The result is a company with 2,700+ customers and $28M ARR, growing faster than the market around it. In a category where legacy players like Greenhouse and Lever have comfortable incumbent advantages, Ashby has taken a category-defining piece of the enterprise market by moving both faster and more deliberately than its competitors - a combination most companies find impossible to sustain.
He left Germany for San Francisco with an engineering degree and a co-op stint at IBM under his belt. It was not the most obvious path to HR Tech CEO - but in retrospect, spending years learning to build reliable systems before building a system for hiring might have been exactly the preparation required.
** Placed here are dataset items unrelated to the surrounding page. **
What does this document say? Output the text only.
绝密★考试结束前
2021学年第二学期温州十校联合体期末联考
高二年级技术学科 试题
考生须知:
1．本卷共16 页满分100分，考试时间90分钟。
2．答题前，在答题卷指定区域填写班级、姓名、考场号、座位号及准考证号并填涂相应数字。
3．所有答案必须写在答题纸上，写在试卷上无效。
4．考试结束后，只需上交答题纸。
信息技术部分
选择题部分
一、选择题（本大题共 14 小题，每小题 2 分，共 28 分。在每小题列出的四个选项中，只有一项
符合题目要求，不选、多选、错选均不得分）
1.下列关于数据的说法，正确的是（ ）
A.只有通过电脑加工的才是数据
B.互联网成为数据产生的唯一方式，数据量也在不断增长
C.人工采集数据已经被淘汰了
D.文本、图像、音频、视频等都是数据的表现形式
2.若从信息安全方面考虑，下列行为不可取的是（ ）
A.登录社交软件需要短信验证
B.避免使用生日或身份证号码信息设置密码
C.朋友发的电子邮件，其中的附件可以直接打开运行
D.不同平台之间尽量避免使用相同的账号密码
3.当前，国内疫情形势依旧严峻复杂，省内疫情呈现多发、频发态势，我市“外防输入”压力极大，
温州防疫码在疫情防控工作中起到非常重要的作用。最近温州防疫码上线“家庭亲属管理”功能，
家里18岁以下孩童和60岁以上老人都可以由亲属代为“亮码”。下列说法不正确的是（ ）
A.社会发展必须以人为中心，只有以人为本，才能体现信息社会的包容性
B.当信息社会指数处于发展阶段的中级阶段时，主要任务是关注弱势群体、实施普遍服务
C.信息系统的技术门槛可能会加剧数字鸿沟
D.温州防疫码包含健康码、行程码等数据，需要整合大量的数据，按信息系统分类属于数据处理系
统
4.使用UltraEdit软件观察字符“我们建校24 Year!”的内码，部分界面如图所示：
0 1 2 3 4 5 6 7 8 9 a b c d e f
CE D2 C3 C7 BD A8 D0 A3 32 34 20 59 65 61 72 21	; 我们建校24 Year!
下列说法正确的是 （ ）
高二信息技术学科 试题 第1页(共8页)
His personal blog is titled "[Thinking inside a large box]" - a deliberate inversion of the corporate-speak cliche. It's a minor detail that says something about how he thinks: precise, a little wry, allergic to empty framing. The posts are technical. The personality leaks through anyway.
His co-founder Abhik Pramanik worked at DreamWorks Animation and Industrial Light & Magic before switching to software. His credits include "Transformers" and "How to Train Your Dragon." The path from VFX to co-founding an ATS is unusual enough that it says something about the kind of people Benjamin tends to build with.
Ashby spent nearly four years in stealth - an eternity in startup time. No press releases, no product launches, no fundraising announcements. Just three people building something they believed in, watching the ARR climb, and waiting until the product was ready to hold up under scrutiny. The public launch in September 2022 arrived already compounded.